You or your parents may not feel the urgent need for legal guidance in any of these areas today. But if you live long enough, you will. Why address them now? Simply because doing so gives you time to consider options and plan for the future you want for yourself or for a loved one.
It’s true that many, perhaps most, people wait for a crisis to erupt before addressing elder law issues. At that point, say, when you’ve realized an elderly parent can no longer manage his money, the pressure is on to act quickly to prevent significant losses. This is a little bit like laying train track when you can hear the rumble of the train approaching behind you.
It’s harder to make good decisions when the pressure’s on; you usually have fewer options, and they may be more costly than planning ahead. In addition, planning ahead gives you the peace of mind that in the event of something unforeseen—a health emergency, a financial loss, a serious accident—you or your loved one will get the needed support and services.
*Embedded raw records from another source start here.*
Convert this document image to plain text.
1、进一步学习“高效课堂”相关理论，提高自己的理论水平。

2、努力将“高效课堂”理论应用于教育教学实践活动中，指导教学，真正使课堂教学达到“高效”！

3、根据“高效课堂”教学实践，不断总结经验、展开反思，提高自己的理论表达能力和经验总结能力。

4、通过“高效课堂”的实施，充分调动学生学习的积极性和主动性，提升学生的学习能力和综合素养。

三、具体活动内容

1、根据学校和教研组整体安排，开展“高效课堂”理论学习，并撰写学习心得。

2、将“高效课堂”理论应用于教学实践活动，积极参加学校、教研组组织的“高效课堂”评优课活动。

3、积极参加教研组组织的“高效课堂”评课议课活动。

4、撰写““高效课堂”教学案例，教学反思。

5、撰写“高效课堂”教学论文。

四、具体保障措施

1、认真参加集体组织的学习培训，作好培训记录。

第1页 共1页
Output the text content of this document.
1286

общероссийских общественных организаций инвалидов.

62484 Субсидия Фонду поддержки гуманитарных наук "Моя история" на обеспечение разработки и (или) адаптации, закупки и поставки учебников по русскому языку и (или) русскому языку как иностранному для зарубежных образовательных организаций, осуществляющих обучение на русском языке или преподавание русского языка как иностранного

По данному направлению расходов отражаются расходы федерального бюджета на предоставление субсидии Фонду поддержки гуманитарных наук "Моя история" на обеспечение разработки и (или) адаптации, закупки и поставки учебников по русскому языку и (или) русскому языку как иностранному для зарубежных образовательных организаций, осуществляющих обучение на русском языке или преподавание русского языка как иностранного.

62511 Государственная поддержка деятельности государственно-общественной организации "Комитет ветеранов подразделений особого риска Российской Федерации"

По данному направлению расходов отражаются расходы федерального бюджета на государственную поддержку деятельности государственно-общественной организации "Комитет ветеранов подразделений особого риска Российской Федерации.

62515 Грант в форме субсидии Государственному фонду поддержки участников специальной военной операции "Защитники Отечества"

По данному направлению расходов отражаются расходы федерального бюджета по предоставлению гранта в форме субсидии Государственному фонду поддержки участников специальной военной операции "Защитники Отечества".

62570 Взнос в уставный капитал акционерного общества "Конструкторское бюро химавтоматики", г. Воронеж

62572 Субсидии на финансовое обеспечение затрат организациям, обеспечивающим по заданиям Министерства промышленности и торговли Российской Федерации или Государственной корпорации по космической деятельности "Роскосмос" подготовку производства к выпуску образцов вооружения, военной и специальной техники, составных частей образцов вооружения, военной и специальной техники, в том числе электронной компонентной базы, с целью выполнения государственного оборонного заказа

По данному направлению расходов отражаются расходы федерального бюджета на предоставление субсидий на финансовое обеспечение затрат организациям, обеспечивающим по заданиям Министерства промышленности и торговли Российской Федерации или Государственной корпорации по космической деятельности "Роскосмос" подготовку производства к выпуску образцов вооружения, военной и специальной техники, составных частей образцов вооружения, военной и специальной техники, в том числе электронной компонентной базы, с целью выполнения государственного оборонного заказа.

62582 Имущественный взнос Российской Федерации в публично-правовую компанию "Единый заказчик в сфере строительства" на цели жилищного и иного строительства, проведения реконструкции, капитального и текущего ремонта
This is especially important in families where older parents live at some distance from adult children, who may not be able to drop everything and rush to a parent’s side in the event of a crisis.
How to “Celebrate” National Elder Law Month
So, how do you “celebrate” National Elder Law Month? Start by taking stock of your situation. Do you have an estate plan, including financial and medical powers of attorney? If a veteran or a veteran’s widow, do you know if you’re receiving all veterans’ benefits to which you’re entitled? Do you expect that you or a parent might need long-term care, even if in the home, at some point in the future?
It can be difficult to know the right questions to ask yourself, so consider calling an experienced Michigan elder law attorney to help you review your situation or that of a loved one. Taking the time for a consultation now can save untold stress and expense later.
(When you’re done, reward yourself by celebrating National Hamburger Month. But watch the salt on those fries; it’s also National Blood Pressure Month.)